Missing MA Flight 370 Search Update: Still No Trace a Year Later
Since Malaysian Airlines Flight 370 went missing last year, there has been no recovery of the plane nor human remains, CBS News reports.
The Boeing 777 carried 239 passengers and crew onboard, and no one knows where it went off the radar. Nearly 26 different countries chipped in to deploy 82 aircraft and 84 ships to search for the missing MA 370.
Almost 1.8 million square miles of the southern Indian Ocean was scanned, but the search yielded no results.
"The technology exists," Dr. Joe Kolly with the National Transportation Safety Board said, urging the aircraft industry to do more to track planes so that they could be found quickly.
"What we need are the standards and the requirements so that aircraft, airlines can now employ this so that we can keep track of these aircraft and know in the case of an emergency where they are."
It took nearly two years and $40 million to find the black box recorders from missing Air France Flight 447 in 2009.
The Air France flight brought light to the lack of proper aircraft tracking.
The case of Malaysian Airlines 370 proves little changes have been made to introduce new technology or set requirements on aircraft tracking since then.
"We've had a couple incidents now, and the whole world is behind trying to improve," Kolly said.
The battery for the locator beacon on the data recording black box had expired long before the flight went missing, USA Today reports.

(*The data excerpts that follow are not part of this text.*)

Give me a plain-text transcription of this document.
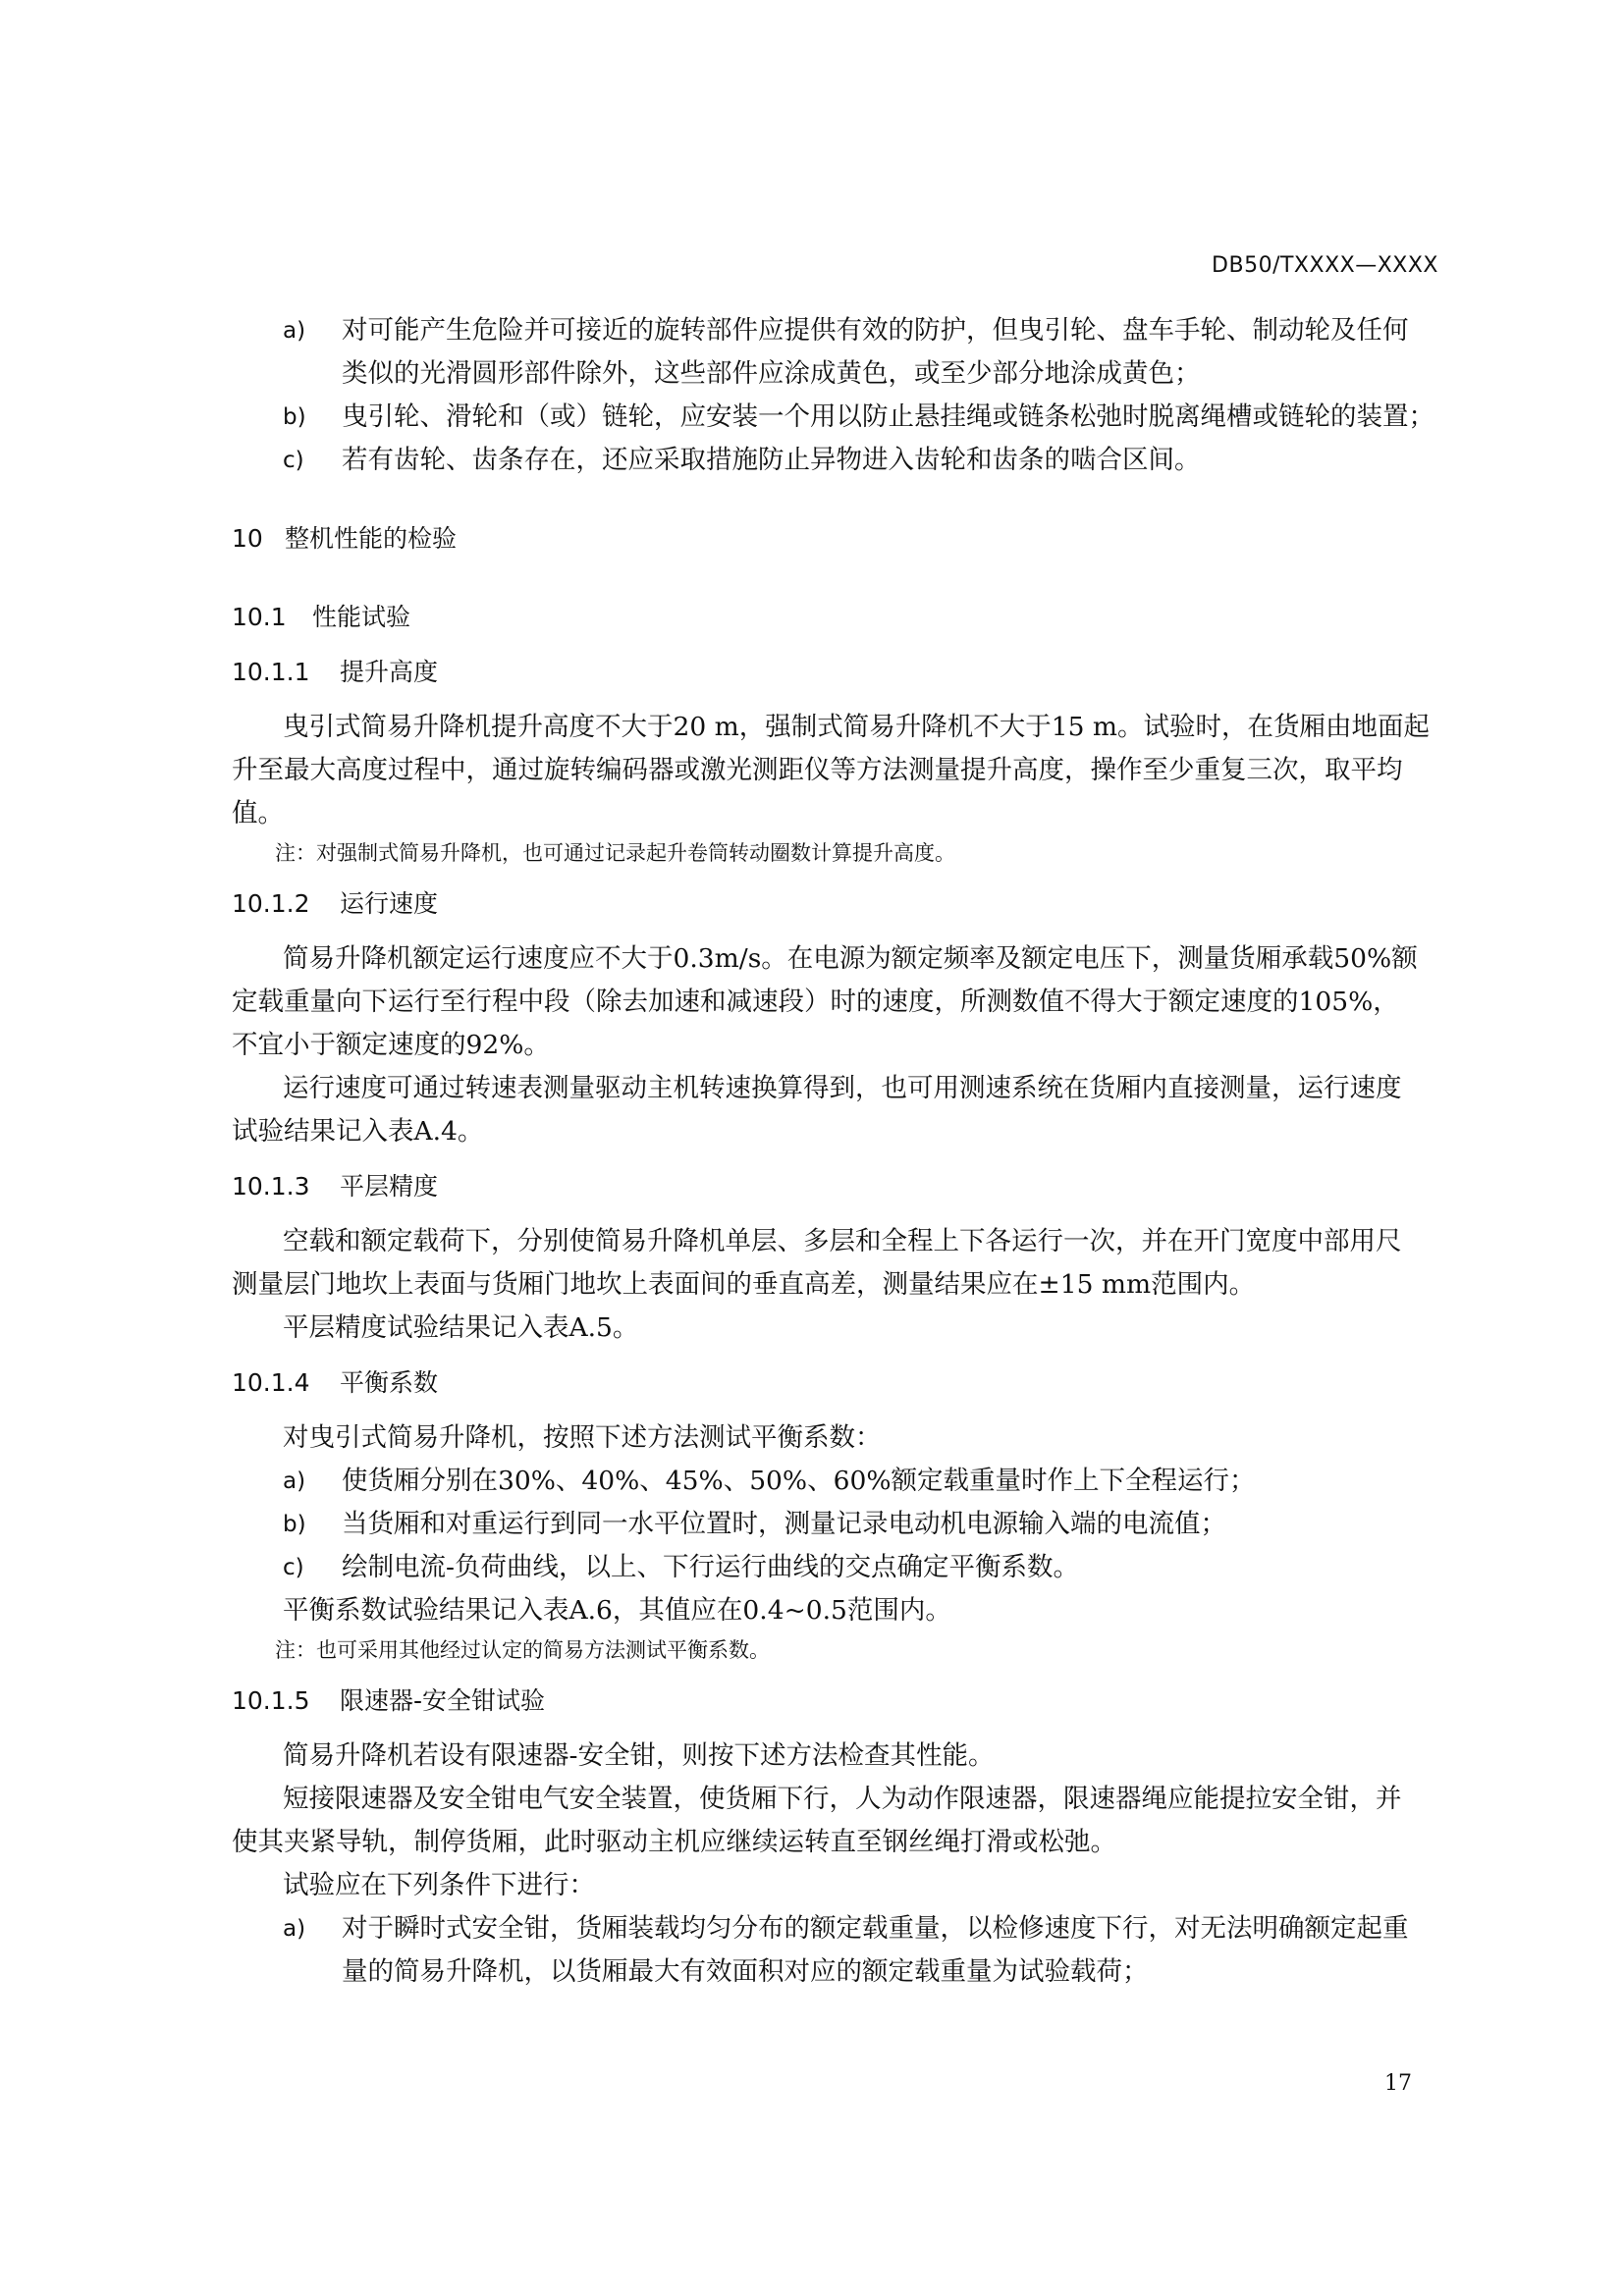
DB50/TXXXX—XXXX
a) 对可能产生危险并可接近的旋转部件应提供有效的防护，但曳引轮、盘车手轮、制动轮及任何
类似的光滑圆形部件除外，这些部件应涂成黄色，或至少部分地涂成黄色；
b) 曳引轮、滑轮和（或）链轮，应安装一个用以防止悬挂绳或链条松弛时脱离绳槽或链轮的装置；
c) 若有齿轮、齿条存在，还应采取措施防止异物进入齿轮和齿条的啮合区间。
10 整机性能的检验
10.1 性能试验
10.1.1 提升高度
曳引式简易升降机提升高度不大于20 m，强制式简易升降机不大于15 m。试验时，在货厢由地面起
升至最大高度过程中，通过旋转编码器或激光测距仪等方法测量提升高度，操作至少重复三次，取平均
值。
注：对强制式简易升降机，也可通过记录起升卷筒转动圈数计算提升高度。
10.1.2 运行速度
简易升降机额定运行速度应不大于0.3m/s。在电源为额定频率及额定电压下，测量货厢承载50%额
定载重量向下运行至行程中段（除去加速和减速段）时的速度，所测数值不得大于额定速度的105%，
不宜小于额定速度的92%。
运行速度可通过转速表测量驱动主机转速换算得到，也可用测速系统在货厢内直接测量，运行速度
试验结果记入表A.4。
10.1.3 平层精度
空载和额定载荷下，分别使简易升降机单层、多层和全程上下各运行一次，并在开门宽度中部用尺
测量层门地坎上表面与货厢门地坎上表面间的垂直高差，测量结果应在±15 mm范围内。
平层精度试验结果记入表A.5。
10.1.4 平衡系数
对曳引式简易升降机，按照下述方法测试平衡系数：
a) 使货厢分别在30%、40%、45%、50%、60%额定载重量时作上下全程运行；
b) 当货厢和对重运行到同一水平位置时，测量记录电动机电源输入端的电流值；
c) 绘制电流-负荷曲线，以上、下行运行曲线的交点确定平衡系数。
平衡系数试验结果记入表A.6，其值应在0.4~0.5范围内。
注：也可采用其他经过认定的简易方法测试平衡系数。
10.1.5 限速器-安全钳试验
简易升降机若设有限速器-安全钳，则按下述方法检查其性能。
短接限速器及安全钳电气安全装置，使货厢下行，人为动作限速器，限速器绳应能提拉安全钳，并
使其夹紧导轨，制停货厢，此时驱动主机应继续运转直至钢丝绳打滑或松弛。
试验应在下列条件下进行：
a) 对于瞬时式安全钳，货厢装载均匀分布的额定载重量，以检修速度下行，对无法明确额定起重
量的简易升降机，以货厢最大有效面积对应的额定载重量为试验载荷；
17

At least 30 relatives of the Chinese passengers on that flight gathered at a Beijing temple with signs and shirts that read, "Search on," and demanded the truth.
Relatives believe Malaysian authorities are concealing information.
Australian Prime Minister Tony Abbott, whose agencies are leading the hunt, vows to continue the search "as long as there are reasonable leads."
Traces of the missing plane have yet to be found.